La tragedia en Gaza es inmensa, dolorosa y exige denuncias valientes. Pero no todas las analogías son legítimas. El reciente artículo de Martín Caparrós Rosenberg, que vincula la política israelí en Gaza con el Hungerplan nazi, plantea una comparación que no solo es históricamente imprecisa, sino también moral y políticamente peligrosa.
No se puede negar que la situación humanitaria en Gaza es catastrófica. El uso del hambre como arma de guerra, las restricciones a la ayuda humanitaria, los desplazamientos forzados y la destrucción masiva de infraestructura civil son prácticas condenables. Pero presentar estos hechos como una repetición —o la contracara invertida— de la Shoah es una comparación que, por dolorosa que sea, desdibuja el contexto actual y el pasado del Holocausto, y abre la puerta a formas de antisemitismo apenas veladas bajo una supuesta conciencia moral.
El Hungerplan nazi no fue solo una política de privación. Fue parte de un proyecto racial y de exterminio sistemático de millones de personas. Lo que ocurrió en los guetos del este europeo, especialmente en Varsovia, fue la aplicación deliberada de una lógica de aniquilación total: sin negociación, sin reconocimiento del otro como enemigo político o militar, sin derecho alguno. Solo la muerte como destino planificado. Por más graves que sean los crímenes cometidos por el gobierno israelí en Gaza, no se inscriben en esa matriz. Compararlos es una injusticia para las víctimas del Holocausto y una distorsión de la realidad actual.

Además, este tipo de analogías, lejos de aportar comprensión, suelen funcionar como catalizadores de discursos exculpatorios. Quienes equiparan a Israel con el nazismo no siempre buscan justicia para Palestina, sino liberarse de una culpa histórica que pesa sobre Europa, y encuentran en esta inversión simbólica la excusa para señalar a “los judíos” como culpables, esta vez bajo la bandera de una causa justa.
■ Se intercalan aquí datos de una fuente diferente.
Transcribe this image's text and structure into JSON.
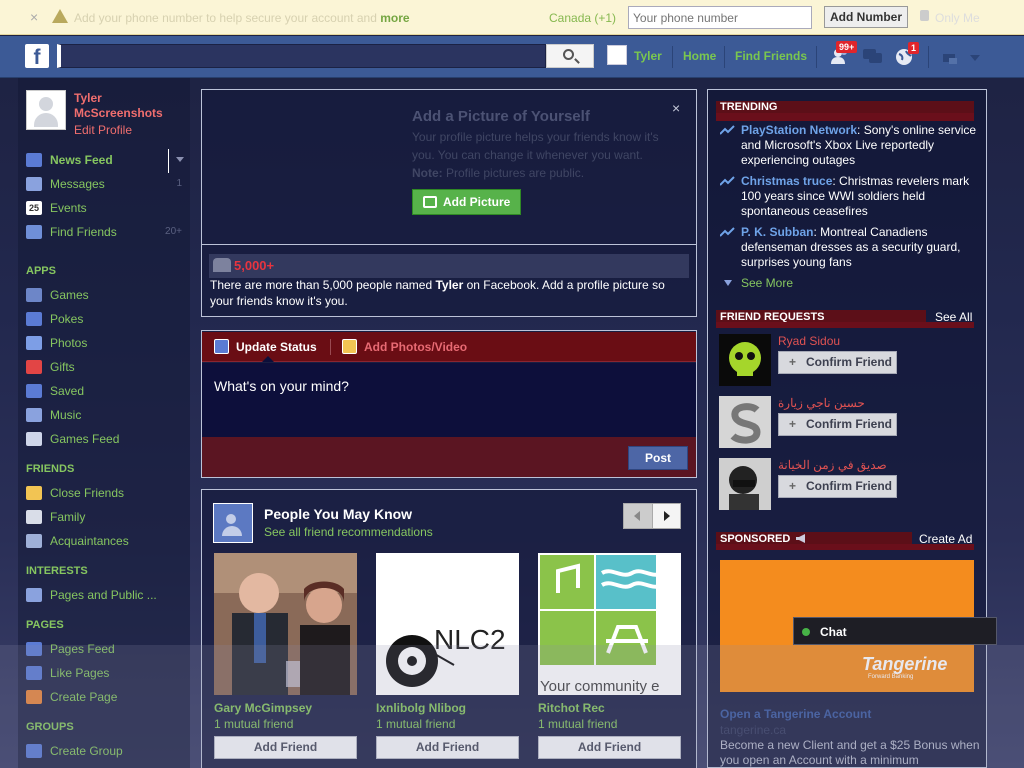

No creo que esa sea la intención de Caparrós, pero sí que su estilo argumentativo —históricamente cargado y emocionalmente eficaz— abre una puerta que otros cruzan con furia: la equivalencia entre Israel y el nazismo, coartada ideológica para justificar discursos antisemitas que antes solo se susurraban.
Decir que la Shoah y Gaza son comparables no solo banaliza el Holocausto, sino que también empobrece la causa palestina. La lucha por la justicia no necesita atajos retóricos ni analogías forzadas, sino conceptos propios, comprensión histórica y claridad política. Equiparar a Israel con el Tercer Reich es una ofensa para las víctimas de Auschwitz y una renuncia a pensar con rigor lo que sucede hoy.
Del Holocausto, como escribe Caparrós, se puede volver. Quizás. Pero de la banalización de lo incomparable —y del odio disfrazado de memoria— no siempre se vuelve.